($9.99) Air Sketch allows you to mark up a presentation saved as a PDF and do so wirelessly, freeing you from the podium in the multimedia rooms. You can also use it as a wireless whiteboard. Be aware that to use the untethered option, Wi-Fi must be available. As in other apps, you can zoom in and pan using two fingers. Tip: Write smaller and more detailed text while zoomed in. Also, the eraser shrinks when zoomed in, allowing finer control. And see this post for how to use Air Sketch with Tegrity to record your presentation.
Air Sketch Controls
These controls appear along the bottom of the application window.
- This button provides the server address of your iPad. Type this number into the URL field of a browser on the multimedia computer. Hit return, and your iPad will appear in the browser window.
- As you markup the whiteboard or a PDF, you can take a snapshot of what is currently on the iPad.
- All of your snapshots are kept in this folder.
- You can set the background image for Air Sketch here. It pulls from your Camera Roll or Photo Stream.
- You can share your sketch/annotated presentation here via email as a PDF or a JPG, or you can save it to your photo library (Camera Roll and/or Photo Stream).
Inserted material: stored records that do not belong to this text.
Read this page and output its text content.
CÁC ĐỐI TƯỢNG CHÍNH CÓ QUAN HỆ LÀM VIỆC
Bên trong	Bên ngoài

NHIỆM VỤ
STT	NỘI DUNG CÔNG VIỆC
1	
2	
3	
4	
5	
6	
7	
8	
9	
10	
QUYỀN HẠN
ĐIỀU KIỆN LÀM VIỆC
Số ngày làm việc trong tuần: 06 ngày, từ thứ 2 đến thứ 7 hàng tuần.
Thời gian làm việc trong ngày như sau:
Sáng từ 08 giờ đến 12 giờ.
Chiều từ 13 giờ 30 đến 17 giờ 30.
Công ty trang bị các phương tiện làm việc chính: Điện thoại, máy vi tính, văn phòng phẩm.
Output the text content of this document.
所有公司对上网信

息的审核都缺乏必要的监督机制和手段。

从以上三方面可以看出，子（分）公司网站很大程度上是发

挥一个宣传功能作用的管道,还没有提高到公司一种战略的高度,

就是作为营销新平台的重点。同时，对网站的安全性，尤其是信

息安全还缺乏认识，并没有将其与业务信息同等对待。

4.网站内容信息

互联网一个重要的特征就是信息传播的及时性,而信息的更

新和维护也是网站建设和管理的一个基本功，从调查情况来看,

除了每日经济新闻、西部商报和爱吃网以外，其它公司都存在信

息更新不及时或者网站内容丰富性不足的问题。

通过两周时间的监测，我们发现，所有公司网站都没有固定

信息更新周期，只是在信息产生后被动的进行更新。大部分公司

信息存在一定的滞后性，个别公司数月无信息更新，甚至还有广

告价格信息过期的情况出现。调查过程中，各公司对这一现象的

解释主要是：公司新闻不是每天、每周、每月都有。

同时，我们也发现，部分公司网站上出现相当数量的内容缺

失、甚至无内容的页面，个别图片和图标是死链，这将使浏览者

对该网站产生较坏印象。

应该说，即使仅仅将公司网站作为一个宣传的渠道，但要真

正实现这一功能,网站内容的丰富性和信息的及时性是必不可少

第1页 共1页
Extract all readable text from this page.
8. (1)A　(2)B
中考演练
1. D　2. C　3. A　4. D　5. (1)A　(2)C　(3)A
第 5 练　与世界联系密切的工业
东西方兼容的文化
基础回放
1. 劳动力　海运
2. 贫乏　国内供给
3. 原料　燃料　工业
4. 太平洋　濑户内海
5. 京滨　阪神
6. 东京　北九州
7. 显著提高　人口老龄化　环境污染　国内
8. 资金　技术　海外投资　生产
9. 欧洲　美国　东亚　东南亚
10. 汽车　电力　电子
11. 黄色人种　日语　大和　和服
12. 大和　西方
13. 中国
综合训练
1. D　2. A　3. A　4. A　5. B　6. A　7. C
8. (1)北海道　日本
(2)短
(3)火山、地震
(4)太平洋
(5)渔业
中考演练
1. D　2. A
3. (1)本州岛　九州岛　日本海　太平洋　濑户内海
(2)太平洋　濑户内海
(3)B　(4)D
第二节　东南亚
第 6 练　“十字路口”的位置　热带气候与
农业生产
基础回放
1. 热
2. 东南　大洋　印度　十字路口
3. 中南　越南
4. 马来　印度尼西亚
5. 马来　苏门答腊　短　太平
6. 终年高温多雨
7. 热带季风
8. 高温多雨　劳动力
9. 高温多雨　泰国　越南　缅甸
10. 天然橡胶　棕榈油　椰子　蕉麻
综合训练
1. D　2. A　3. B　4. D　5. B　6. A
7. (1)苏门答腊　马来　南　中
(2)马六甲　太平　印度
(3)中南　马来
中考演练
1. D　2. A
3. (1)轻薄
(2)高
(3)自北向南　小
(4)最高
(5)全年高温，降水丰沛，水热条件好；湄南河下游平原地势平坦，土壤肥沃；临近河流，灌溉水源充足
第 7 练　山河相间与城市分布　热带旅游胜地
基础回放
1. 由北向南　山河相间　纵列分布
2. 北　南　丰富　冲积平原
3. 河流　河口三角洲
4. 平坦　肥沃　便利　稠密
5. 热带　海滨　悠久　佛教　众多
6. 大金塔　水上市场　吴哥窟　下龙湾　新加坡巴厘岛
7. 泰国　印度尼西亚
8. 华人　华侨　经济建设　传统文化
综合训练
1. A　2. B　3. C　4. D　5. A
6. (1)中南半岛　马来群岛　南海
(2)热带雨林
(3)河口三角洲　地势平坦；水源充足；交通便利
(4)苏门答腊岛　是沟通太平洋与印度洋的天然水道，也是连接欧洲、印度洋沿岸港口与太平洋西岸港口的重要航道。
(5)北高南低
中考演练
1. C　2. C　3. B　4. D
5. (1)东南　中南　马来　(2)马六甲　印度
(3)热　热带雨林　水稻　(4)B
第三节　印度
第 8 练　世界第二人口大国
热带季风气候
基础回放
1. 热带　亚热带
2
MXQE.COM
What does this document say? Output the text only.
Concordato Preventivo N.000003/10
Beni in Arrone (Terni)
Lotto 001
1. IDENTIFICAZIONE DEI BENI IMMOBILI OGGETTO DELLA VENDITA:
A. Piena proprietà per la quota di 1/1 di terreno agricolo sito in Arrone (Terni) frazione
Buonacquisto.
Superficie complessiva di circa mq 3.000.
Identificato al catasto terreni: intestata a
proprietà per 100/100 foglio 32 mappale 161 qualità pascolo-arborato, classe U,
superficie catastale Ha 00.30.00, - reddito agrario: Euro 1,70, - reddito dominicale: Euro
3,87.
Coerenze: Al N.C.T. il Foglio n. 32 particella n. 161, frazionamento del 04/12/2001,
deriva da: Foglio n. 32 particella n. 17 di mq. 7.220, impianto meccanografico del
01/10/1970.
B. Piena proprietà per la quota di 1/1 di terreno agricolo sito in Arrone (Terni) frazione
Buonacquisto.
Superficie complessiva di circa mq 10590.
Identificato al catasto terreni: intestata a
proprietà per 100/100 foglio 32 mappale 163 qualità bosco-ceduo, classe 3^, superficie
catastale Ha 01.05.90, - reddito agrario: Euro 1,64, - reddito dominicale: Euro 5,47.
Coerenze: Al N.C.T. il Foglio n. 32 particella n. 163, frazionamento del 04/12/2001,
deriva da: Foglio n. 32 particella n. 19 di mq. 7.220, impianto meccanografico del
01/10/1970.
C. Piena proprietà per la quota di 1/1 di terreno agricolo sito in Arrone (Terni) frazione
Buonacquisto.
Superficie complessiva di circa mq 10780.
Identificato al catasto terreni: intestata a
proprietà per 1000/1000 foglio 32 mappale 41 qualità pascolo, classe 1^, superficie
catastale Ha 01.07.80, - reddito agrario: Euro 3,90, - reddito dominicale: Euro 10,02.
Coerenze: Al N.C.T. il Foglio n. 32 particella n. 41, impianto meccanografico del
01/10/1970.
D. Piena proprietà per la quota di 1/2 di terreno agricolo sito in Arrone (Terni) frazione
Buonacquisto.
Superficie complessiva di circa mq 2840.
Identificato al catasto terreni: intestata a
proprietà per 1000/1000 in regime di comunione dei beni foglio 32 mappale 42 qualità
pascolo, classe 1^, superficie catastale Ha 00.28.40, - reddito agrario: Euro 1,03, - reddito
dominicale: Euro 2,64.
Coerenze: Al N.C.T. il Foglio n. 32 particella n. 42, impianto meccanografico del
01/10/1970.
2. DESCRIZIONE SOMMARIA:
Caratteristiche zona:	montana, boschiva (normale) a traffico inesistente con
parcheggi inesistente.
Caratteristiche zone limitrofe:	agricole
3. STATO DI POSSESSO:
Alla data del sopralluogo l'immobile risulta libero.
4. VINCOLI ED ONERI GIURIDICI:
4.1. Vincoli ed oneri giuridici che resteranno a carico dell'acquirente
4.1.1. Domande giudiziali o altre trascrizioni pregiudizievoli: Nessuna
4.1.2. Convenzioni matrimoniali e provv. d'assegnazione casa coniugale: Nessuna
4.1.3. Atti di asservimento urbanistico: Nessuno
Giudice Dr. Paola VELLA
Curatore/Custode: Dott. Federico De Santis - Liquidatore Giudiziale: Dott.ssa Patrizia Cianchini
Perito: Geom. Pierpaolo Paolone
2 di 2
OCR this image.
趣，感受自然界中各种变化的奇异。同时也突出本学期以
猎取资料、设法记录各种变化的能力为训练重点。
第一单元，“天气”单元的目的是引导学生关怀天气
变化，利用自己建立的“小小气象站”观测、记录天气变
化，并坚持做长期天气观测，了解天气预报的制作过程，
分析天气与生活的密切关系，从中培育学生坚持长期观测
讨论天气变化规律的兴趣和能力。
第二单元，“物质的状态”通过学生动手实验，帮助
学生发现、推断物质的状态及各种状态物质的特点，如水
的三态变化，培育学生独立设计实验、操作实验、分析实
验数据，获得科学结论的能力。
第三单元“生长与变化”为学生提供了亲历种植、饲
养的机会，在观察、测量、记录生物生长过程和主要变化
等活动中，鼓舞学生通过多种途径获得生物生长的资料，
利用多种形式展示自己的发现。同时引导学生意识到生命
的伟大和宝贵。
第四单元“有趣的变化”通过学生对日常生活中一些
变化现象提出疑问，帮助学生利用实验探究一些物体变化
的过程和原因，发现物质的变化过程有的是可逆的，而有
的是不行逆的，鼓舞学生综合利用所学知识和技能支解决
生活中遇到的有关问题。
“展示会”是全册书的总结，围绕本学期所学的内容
- These are the Undo and Redo buttons.
- You can select various line weights and colors here. There is also a highlighting tool.
- An eraser
- This clears the board.
Tips from the Air Sketch website
How to open a PDF file in Air Sketch
- Email the PDF file to yourself or use a File Manager App that supports the “Open In . . .” feature, such as Dropbox, to transfer it to your iPad.
- Open the PDF file within Mail or the third-party file manager app to view it.
- Tap “Open In . . .” and select Air Sketch.
Working with PDF files
- Air Sketch works with one PDF file at a time and doesn’t store or manage PDF files directly.
- Tap the page number on the PDF page controls to quickly jump to any page.
- Tap Share-> Email as PDF to email the entire annotated PDF document.
- Note: There appears to be a limit to the size of email attachments on the iPad. We’ve (the “we” here are the app developers) found that documents under around 10MB (or PDF files up to around 75 pages) tend to be sent ok, but sending larger ones may fail. This appears to be an OS limitation and happens in other apps as well, which we hope will be addressed in a future upgrade.